以前より、高齢化社会とはいわれていますが、みなさんは現在どのくらい高齢化社会が進んでいると思いますか?
高齢化社会における在宅医療の需要が増すことは言うに足らず、また薬局薬剤師の在宅訪問の役割も重要性を増しています。
今回は、高齢化社会からみる薬局薬剤師の在宅訪問の必要性を主に話したいと思います。

薬局薬剤師における在宅訪問とは、薬局薬剤師がご自宅に訪問し、お薬のお届け、残薬チェック、薬剤管理だけでなく、お薬および健康相談などに対応します。
かかりつけ薬剤師も重要視されていますが、在宅薬剤師は更に患者さんのプライベートなところも踏み込むことになり、実際どのような生活をしているのか確認させていただくこととなります。

加速する高齢化社会

令和2年高齢白書(内閣府より告示)では、令和元(2019)年10月1日のおける65歳以上の人口の総人口における割合(高齢化率)は28.4%でした。
将来的に、総人口が減り、65歳以上の人口は増え続けるため、高齢化率は上がり続け、令和18(2036)年の高齢化率は33.3%つまり国民の3人に1人が65歳以上となると推計されています。

更に、令和47(2065)年おいては、高齢化率は38.4%に達し、国民の約2.6人に1人が65歳以上となり、総人口に占める75歳以上人口の割合は25.5%となり、約3.9人に1人が75歳以上となると推計されています。

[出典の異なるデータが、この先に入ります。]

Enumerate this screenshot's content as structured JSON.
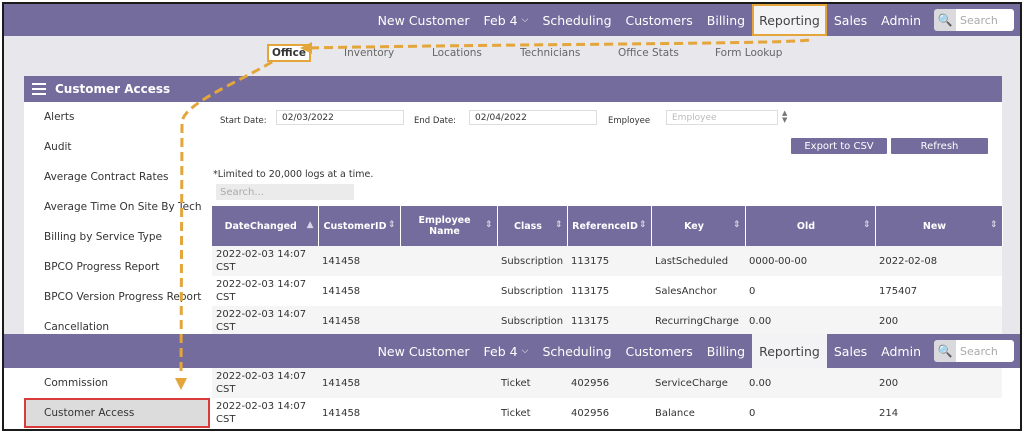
{
  "nav": {
    "items": [
      {
        "label": "New Customer",
        "name": "nav-new-customer",
        "active": false
      },
      {
        "label": "Feb 4",
        "name": "nav-feb-4",
        "active": false,
        "chevron": true
      },
      {
        "label": "Scheduling",
        "name": "nav-scheduling",
        "active": false
      },
      {
        "label": "Customers",
        "name": "nav-customers",
        "active": false
      },
      {
        "label": "Billing",
        "name": "nav-billing",
        "active": false
      },
      {
        "label": "Reporting",
        "name": "nav-reporting",
        "active": true
      },
      {
        "label": "Sales",
        "name": "nav-sales",
        "active": false
      },
      {
        "label": "Admin",
        "name": "nav-admin",
        "active": false
      }
    ],
    "search_placeholder": "Search"
  },
  "subnav": {
    "items": [
      {
        "label": "Office",
        "active": true
      },
      {
        "label": "Inventory",
        "active": false
      },
      {
        "label": "Locations",
        "active": false
      },
      {
        "label": "Technicians",
        "active": false
      },
      {
        "label": "Office Stats",
        "active": false
      },
      {
        "label": "Form Lookup",
        "active": false
      }
    ]
  },
  "panel": {
    "title": "Customer Access"
  },
  "sidebar": {
    "items": [
      "Alerts",
      "Audit",
      "Average Contract Rates",
      "Average Time On Site By Tech",
      "Billing by Service Type",
      "BPCO Progress Report",
      "BPCO Version Progress Report",
      "Cancellation"
    ],
    "lower_items": [
      {
        "label": "Commission",
        "active": false
      },
      {
        "label": "Customer Access",
        "active": true
      }
    ]
  },
  "filters": {
    "start_label": "Start Date:",
    "start_value": "02/03/2022",
    "end_label": "End Date:",
    "end_value": "02/04/2022",
    "employee_label": "Employee",
    "employee_placeholder": "Employee"
  },
  "buttons": {
    "export": "Export to CSV",
    "refresh": "Refresh"
  },
  "limit_note": "*Limited to 20,000 logs at a time.",
  "table_search_placeholder": "Search...",
  "table": {
    "headers": [
      "DateChanged",
      "CustomerID",
      "Employee Name",
      "Class",
      "ReferenceID",
      "Key",
      "Old",
      "New"
    ],
    "rows": [
      [
        "2022-02-03 14:07 CST",
        "141458",
        "",
        "Subscription",
        "113175",
        "LastScheduled",
        "0000-00-00",
        "2022-02-08"
      ],
      [
        "2022-02-03 14:07 CST",
        "141458",
        "",
        "Subscription",
        "113175",
        "SalesAnchor",
        "0",
        "175407"
      ],
      [
        "2022-02-03 14:07 CST",
        "141458",
        "",
        "Subscription",
        "113175",
        "RecurringCharge",
        "0.00",
        "200"
      ]
    ],
    "lower_rows": [
      [
        "2022-02-03 14:07 CST",
        "141458",
        "",
        "Ticket",
        "402956",
        "ServiceCharge",
        "0.00",
        "200"
      ],
      [
        "2022-02-03 14:07 CST",
        "141458",
        "",
        "Ticket",
        "402956",
        "Balance",
        "0",
        "214"
      ]
    ]
  },
  "colors": {
    "nav": "#736c9d",
    "highlight": "#e4a63a",
    "active_outline": "#d93b3b"
  }
}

この高齢化社会において、在宅医療は重要な役割を果たし、今後増え続けると考えられています。

薬剤師の在宅訪問の参加によって生まれるメリット

薬局薬剤師が在宅患者さんのご自宅に訪問し、お薬の提供・指導・管理を行うことを「居宅薬剤管理指導」といいます。

また、以前から在宅医療を受けていた患者さんは、ご家族がわざわざ薬局まで来て、薬を取りに来ていたというケースが多かったのですが、薬剤師が訪問することで、その手間が減り、その分ご家族と過ごす時間が増えるメリットがあります。
また、同様にヘルパーさんに薬局に行ってもらうケースもありますが、ヘルパーさんの時間は決まっているので、薬局に来る時間を他の身の回りのお世話に回すことができます。

オンライン服薬指導の開始

令和3年度介護報酬改定があり、その中に薬剤師による服薬指導について、重要な事項が追加となりました。

○居宅療養管理指導(薬局の薬剤師が行う場合)
情報通信機器を用いた服薬指導(居宅療養管理指導と同日に行う場合を除く)を行った場合に月1回に限り算定する。
〔算定要件〕
・対象利用者:在宅時医学総合管理料に規定する訪問診療の実施に伴い、処方箋が交付された利用者
        居宅療養管理指導費が月1回算定されている利用者
・薬機法施行規則及び関連通知に沿って実施すること
・訪問診療を行った医師に対して、情報通信機器を用いた服薬指導の結果について必要な情報提供を行うこと
※厚生労働省 令和3年度介護報酬改定より

対面と合わせて、計画的に実施し、算定回数は月1回までとしながらも柔軟に対応することとされています。

内閣府が推計した、近い将来にやってくる超高齢化社会について、みなさんどうお考えになったでしょうか。
そして、現代のニーズに合わせて新設されたオンライン服薬指導。まだ施行されて間もないので、実際行っているところはまだまだ少ないと思いますが、これからどんどん需要が高まっていくと思われます。

わたしたち薬局側はもちろんのこと、患者さんやご家族も、新しい制度に積極的に取り組んでいきませんか?